Why can an architecture like convnext train on datasets of different image dimensions? I.e. why do both 480x480 and 480x640 work out of the box?

It makes sense that it’s not a problem for the convolutional layers - the filters will just slide over the input images and return accordingly shaped feature maps - but at some point we reach a not-so-flexible fully connected layer. What happens then? Are extra neurons/weights added on the fly? Or are the fully connected layers always replaced entirely and trained from scratch?

snikpohw · January 5, 2024, 12:21am

In the “How random forests really works” notebook, the code in cell (#44) specifies the incorrect model for getting feature importance.

pd.DataFrame(dict(cols=trn_xs.columns, imp=m.feature_importances_)).plot('cols', 'imp', 'barh');

“m” is the DecisionTreeClassifier created in cell #34:

m = DecisionTreeClassifier(min_samples_leaf=50)

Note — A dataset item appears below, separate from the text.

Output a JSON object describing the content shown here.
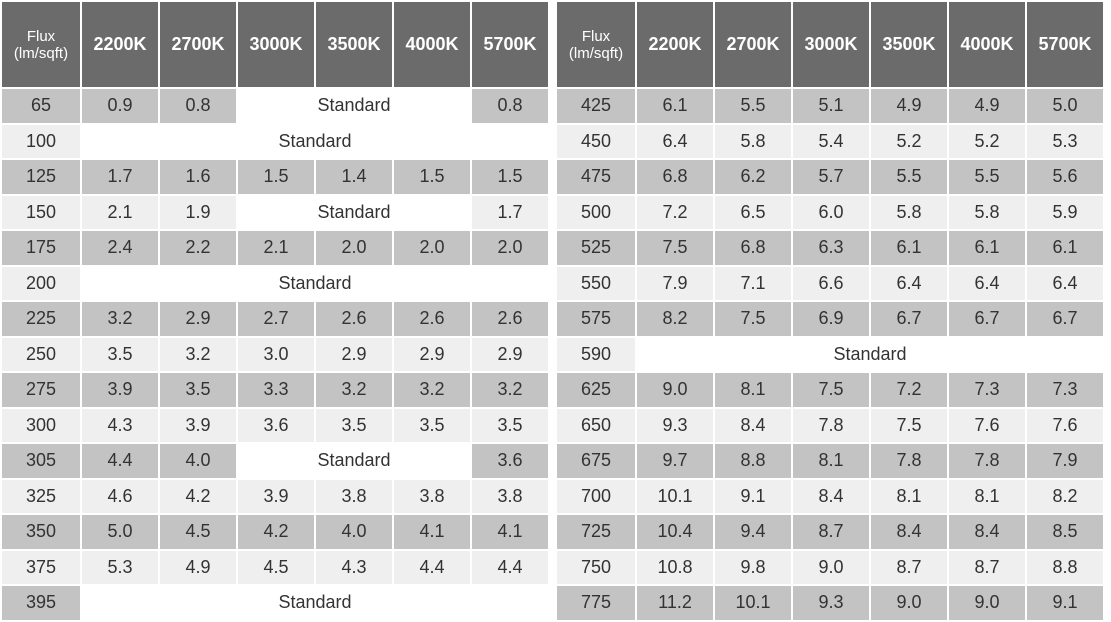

From the context, what was intended was to get the feature importance for the random forest, instead. The random forest model was created in cell #42 and assigned to “rf”:

rf = RandomForestClassifier(100, min_samples_leaf=5)

So, the random forest feature importance plot is displayed as follows:

pd.DataFrame(dict(cols=trn_xs.columns, imp=rf.feature_importances_)).plot('cols', 'imp', 'barh');

With this result:

Which is substantially different from the feature importance for the single decision tree (which requires the commentary in the next text cell to be modified significantly).

For errors found in the course notebooks, is it preferred to clone them, make the fix, then make a pull request rather than just report?

maritanap · February 23, 2024, 12:10am

Hi, Anyone has used DecisionTreeClassifier for multi class classification problem? if so is there a guide somewhere that i can read through to understand how to go about it?

Thank you!

vbakshi · February 26, 2024, 8:39pm

I just used DecisionTreeClassifier and RandomForestClassifier for the first time in this notebook where I applied the fastai Lesson 6/Chapter 9 steps for this Kaggle Competition—you will likely find other people’s notebooks with similar/better examples.

There are a few key differences:

I used accuracy instead of RMSE as a metric.
Set max_samples to an appropriate value for your dataset (I used half of the dataset length as done in the text).
If you are training a neural net with tabular_learner, when you create your TabularPandas object include y_block=CategoryBlock() since it’s a classification problem.
You have to map the indexes of the predicted class to the string name for Kaggle submission.
When you do an ensemble, you can’t just take the average of the predictions, you have to stack and take the average of the probabilities and then get the index of the largest probably and map it to the class name.

Other than that I found that the lesson code was mostly reusable.

David78 · February 27, 2024, 8:01am

Thank you for sharing your knowledge with me. Your insights have broadened my understanding and inspired me to learn more. NCEdCloud

maritanap · February 27, 2024, 7:09pm

Thank you! I was working on same competition when I posted my original message. in the meanwhile I have managed to create few models using class notebooks as guidelines.

Thank you for your thoughts and sharing your notebook!

One of the things i am still trying to understand and get the feel of is hyper parameters.

vbakshi · February 27, 2024, 7:53pm

Yeah me too (regarding hyperparameters). Last night I tried out different n_estimators values (40, 60, and 80) but it didn’t really improve my accuracy, which asymptotes at 90%. I have not yet tried different max_samples, max_features, and min_samples_leaf values.

vbakshi · March 1, 2024, 3:15am

@maritanap in case you are interested, I tried out different RandomForestClassifier hyperparameters in this post-competition Kaggle notebook and submitted their predictions to get these Private scores:

Certainly can’t make any general claims about Random Forests but note that a max_samples value of 1000 did not crack the top 10 of the 15 models I submitted and an n_estimators value of 20 or a min_samples_leaf value of 10 did not get into the top 5. I was kind of surprised as I expected too many total samples with too few minimum samples per leaf to overfit but it didn’t.

maritanap · April 2, 2024, 6:06pm

Thank you for sharing!

karen · February 6, 2025, 2:19am

Hello everyone! I’ve been writting notebooks about lesson 6 content. I am using data from the playground series season 5 on Kaggle. Currently, I’ve written two notebooks, the first about decision trees and the second about random forests. I’d like to invite you to visit them. Any comments or feedback will be really appreciated.

Hafiz · February 6, 2025, 8:41am

great Karan I am also doing the same

karen · February 6, 2025, 8:02pm

Excellent Hafiz! Let me know if you share your work.